Все изнашивается; все умирает. Башмаки вот умирают. А Ося – молодой. Молоденький. А мы с отцом уже что, старые? Оська нам говорит: не-е-е-е, вы, ребята, молодые! Это вранье. Мы уже знаем, где у нас суставы, а где позвонки. Особенно по ночам. По таким вот непроглядным, дождливым ночам.
Уборка – святое дело. Я набрала полное ведро холодной воды, у нас горячей в мастерской нет, бухнула туда тряпку и стала бодро мыть полы.

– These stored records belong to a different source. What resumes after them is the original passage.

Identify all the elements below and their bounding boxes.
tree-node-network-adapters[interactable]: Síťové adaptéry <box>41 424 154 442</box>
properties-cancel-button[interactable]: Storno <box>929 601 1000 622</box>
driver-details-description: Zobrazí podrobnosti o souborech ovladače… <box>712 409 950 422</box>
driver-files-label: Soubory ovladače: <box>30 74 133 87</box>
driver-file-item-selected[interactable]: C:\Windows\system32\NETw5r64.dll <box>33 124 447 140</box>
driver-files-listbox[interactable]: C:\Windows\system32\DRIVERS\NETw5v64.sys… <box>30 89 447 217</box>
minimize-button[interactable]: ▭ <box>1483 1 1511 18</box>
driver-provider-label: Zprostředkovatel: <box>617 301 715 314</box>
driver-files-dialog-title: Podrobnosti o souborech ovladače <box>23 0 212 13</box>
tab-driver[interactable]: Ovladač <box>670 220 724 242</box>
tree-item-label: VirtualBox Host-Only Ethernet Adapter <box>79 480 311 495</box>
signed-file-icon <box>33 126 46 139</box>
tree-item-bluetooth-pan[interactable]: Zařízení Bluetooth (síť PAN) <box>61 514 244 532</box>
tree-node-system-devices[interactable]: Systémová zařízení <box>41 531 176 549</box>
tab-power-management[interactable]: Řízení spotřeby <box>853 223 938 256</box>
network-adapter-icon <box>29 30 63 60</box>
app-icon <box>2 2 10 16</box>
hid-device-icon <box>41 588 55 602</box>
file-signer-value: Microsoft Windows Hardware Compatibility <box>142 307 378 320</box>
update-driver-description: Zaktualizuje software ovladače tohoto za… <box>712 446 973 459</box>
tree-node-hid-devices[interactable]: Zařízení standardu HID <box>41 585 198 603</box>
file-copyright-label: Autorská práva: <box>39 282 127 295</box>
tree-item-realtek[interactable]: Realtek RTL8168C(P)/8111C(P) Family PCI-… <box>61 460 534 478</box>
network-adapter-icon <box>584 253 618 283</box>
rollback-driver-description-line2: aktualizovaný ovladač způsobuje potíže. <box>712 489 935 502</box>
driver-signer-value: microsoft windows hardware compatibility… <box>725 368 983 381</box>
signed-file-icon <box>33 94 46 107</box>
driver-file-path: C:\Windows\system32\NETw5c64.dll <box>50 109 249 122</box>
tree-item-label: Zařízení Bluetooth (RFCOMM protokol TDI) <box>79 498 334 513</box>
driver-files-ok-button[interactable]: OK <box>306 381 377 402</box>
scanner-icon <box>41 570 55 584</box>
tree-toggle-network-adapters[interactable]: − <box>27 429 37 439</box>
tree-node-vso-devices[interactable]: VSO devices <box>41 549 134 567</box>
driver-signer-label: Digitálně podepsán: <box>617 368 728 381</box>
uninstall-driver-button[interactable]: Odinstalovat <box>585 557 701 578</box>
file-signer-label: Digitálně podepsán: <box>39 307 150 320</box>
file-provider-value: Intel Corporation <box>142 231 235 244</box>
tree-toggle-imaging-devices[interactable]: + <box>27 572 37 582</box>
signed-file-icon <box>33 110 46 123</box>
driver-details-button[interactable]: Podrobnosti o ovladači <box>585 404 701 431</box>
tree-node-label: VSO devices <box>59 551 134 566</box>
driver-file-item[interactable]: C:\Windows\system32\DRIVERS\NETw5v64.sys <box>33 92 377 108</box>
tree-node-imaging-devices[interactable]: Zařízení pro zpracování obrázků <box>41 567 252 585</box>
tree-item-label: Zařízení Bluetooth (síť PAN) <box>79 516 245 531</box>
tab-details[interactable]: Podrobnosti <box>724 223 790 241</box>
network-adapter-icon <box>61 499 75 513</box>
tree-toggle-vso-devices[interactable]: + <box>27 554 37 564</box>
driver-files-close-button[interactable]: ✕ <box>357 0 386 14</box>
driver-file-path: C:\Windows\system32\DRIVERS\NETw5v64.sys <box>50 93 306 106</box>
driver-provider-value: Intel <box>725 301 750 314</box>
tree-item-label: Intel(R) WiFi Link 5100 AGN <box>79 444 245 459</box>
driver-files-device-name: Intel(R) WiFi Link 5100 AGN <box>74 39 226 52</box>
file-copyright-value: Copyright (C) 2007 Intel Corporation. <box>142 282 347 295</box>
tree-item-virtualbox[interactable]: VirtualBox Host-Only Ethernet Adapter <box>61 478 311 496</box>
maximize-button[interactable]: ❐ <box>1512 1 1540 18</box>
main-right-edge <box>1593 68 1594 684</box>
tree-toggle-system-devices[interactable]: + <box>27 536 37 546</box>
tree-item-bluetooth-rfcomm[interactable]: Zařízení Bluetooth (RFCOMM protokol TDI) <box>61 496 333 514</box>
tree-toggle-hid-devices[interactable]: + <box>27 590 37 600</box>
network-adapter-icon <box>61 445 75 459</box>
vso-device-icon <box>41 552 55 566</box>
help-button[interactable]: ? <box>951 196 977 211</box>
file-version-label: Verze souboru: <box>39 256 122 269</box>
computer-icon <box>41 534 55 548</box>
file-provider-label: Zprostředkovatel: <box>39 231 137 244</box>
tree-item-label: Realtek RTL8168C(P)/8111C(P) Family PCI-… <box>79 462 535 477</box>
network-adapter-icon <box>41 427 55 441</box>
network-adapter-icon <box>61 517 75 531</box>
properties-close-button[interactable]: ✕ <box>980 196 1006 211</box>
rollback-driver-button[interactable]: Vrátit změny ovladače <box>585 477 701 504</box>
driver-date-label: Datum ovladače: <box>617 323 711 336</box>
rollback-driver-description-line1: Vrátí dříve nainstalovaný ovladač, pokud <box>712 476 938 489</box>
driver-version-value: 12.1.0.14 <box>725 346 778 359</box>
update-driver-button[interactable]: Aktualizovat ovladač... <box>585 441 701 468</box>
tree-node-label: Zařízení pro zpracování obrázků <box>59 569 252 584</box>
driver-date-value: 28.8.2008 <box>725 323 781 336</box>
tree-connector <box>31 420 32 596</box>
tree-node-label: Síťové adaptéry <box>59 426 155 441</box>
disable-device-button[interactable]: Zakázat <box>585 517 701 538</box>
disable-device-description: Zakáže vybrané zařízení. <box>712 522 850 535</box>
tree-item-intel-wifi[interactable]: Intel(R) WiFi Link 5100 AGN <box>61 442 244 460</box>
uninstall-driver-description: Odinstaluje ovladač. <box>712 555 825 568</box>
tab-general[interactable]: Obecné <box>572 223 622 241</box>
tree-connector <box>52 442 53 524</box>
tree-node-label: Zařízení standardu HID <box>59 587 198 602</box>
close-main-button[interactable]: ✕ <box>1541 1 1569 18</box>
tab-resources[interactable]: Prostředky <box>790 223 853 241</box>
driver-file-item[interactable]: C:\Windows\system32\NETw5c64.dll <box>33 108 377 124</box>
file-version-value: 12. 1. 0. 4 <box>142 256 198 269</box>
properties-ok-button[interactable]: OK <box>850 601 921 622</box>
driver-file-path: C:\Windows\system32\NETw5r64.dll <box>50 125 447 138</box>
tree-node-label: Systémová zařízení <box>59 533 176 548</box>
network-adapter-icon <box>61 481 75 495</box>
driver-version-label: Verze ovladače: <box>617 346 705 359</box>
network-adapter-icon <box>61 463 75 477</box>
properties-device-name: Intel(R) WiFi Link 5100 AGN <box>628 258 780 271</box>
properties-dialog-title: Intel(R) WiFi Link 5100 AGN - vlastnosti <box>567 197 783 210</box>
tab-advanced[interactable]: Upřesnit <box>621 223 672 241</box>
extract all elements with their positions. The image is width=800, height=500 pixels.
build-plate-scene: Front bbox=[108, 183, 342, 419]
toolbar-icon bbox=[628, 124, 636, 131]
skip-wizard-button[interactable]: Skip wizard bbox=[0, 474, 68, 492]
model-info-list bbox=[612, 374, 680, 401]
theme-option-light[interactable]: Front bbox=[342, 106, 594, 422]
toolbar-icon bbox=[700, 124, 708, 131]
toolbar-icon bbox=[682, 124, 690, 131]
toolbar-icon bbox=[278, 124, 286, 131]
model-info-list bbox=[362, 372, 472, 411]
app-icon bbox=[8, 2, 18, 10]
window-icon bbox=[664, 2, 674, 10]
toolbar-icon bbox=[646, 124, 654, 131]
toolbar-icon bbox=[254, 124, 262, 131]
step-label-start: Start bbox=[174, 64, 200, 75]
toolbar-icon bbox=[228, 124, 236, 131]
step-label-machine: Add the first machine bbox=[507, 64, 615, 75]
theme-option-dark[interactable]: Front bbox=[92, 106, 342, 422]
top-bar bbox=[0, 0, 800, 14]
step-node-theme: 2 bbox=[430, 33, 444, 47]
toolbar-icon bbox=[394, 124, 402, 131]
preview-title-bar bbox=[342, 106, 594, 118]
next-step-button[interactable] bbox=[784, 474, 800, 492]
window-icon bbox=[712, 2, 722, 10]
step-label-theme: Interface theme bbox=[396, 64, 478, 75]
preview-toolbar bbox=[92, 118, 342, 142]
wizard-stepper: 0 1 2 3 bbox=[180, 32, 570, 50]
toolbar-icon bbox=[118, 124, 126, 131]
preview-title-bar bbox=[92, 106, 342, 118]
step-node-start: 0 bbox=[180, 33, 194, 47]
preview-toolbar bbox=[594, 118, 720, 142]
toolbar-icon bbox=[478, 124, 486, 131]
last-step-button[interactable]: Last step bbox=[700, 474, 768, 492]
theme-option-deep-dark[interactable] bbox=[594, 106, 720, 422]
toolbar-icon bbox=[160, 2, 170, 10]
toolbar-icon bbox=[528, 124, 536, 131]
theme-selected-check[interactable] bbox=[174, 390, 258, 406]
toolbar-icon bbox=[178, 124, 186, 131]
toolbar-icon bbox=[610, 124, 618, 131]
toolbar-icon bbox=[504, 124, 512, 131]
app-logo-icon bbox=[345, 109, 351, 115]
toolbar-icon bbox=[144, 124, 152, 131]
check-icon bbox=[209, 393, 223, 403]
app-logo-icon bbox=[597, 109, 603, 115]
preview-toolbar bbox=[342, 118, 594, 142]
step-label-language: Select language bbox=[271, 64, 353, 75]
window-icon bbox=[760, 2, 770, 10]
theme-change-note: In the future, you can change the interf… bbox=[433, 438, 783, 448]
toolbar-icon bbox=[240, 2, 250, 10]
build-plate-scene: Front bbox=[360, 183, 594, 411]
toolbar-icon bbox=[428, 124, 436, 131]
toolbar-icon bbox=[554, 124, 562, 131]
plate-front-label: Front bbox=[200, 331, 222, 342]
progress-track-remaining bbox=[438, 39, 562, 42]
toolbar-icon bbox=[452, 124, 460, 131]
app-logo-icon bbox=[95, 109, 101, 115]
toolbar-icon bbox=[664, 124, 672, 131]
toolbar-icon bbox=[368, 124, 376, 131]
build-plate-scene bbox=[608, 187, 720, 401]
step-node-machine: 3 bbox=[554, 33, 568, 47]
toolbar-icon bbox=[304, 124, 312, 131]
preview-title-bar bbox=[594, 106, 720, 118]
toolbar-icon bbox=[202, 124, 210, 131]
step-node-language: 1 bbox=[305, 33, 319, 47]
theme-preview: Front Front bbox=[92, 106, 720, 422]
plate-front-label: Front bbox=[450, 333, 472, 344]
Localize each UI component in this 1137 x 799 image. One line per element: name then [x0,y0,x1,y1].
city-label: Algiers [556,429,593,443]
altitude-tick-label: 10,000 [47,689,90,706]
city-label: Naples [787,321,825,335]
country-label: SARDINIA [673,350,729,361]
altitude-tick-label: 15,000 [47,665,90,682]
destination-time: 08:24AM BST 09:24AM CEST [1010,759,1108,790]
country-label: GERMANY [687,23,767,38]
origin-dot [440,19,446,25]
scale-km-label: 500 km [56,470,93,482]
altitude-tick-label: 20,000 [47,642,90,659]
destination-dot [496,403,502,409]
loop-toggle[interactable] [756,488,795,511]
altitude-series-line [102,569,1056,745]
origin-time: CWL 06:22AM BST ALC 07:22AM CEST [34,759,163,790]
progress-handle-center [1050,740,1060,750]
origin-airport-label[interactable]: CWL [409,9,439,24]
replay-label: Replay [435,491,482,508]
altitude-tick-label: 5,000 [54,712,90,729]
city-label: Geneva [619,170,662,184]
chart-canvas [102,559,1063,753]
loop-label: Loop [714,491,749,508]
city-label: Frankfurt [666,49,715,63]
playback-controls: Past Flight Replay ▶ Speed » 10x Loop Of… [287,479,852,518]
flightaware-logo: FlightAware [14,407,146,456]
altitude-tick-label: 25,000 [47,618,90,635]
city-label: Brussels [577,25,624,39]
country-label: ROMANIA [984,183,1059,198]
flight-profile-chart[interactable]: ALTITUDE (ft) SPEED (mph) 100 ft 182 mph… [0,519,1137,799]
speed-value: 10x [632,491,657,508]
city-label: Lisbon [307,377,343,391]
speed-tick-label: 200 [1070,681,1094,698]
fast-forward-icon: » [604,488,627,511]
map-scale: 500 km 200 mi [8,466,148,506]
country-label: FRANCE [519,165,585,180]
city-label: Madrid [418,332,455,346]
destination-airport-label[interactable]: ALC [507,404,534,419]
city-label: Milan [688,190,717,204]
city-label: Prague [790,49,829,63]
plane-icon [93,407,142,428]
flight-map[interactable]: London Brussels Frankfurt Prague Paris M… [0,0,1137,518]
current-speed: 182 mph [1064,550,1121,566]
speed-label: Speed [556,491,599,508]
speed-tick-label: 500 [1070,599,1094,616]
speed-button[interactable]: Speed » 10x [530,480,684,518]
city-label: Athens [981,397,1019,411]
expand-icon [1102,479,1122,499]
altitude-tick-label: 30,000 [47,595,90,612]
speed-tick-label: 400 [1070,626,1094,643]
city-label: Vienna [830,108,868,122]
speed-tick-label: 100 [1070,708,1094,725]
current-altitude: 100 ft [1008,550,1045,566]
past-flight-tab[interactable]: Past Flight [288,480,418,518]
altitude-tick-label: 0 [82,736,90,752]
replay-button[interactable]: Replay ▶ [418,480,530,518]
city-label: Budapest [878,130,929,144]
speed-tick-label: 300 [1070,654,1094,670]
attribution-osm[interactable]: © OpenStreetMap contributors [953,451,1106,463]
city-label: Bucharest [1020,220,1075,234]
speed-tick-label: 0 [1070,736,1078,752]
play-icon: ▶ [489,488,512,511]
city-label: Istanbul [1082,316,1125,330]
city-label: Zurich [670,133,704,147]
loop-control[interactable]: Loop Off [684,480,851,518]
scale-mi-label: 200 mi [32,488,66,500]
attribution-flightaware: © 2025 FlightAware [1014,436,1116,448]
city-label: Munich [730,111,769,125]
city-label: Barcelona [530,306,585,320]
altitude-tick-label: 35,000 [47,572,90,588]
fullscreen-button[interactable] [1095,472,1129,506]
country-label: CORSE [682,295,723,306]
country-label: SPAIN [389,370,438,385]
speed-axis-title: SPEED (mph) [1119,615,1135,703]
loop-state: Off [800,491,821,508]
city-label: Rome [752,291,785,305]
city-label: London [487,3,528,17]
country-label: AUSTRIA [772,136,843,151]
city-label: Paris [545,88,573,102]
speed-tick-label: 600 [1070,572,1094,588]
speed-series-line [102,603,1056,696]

Мою и думаю: все половицы заляпаны масляной краской.
И жизнь моя, жизнь моя заляпана, сверху донизу и справа налево, масляной краской!
А портрета моего, в полный рост, муж так и не написал.
Хотя когда-то, давно, он писал меня обнаженной. Две больших пастели сделал, 60×80. И одну потом записал. Она ему не понравилась. И я плакала и кричала: ее не вернуть! А одну – оставил.
Я там лежу голая, крутобедрая, слегка улыбаюсь, и рука течет по животу плавно и певуче, как река. Короче, Даная или там Венера перед зеркалом, только зеркала нет.
Зеркало есть, вру. Оно у нас не висит на стене, как у всех людей, а просто прислонено к полке с журналами “Художник”. На полу стоит. Кошки бегают и в нем отражаются. Я приседаю, если надо в него поглядеться перед выходом в люди.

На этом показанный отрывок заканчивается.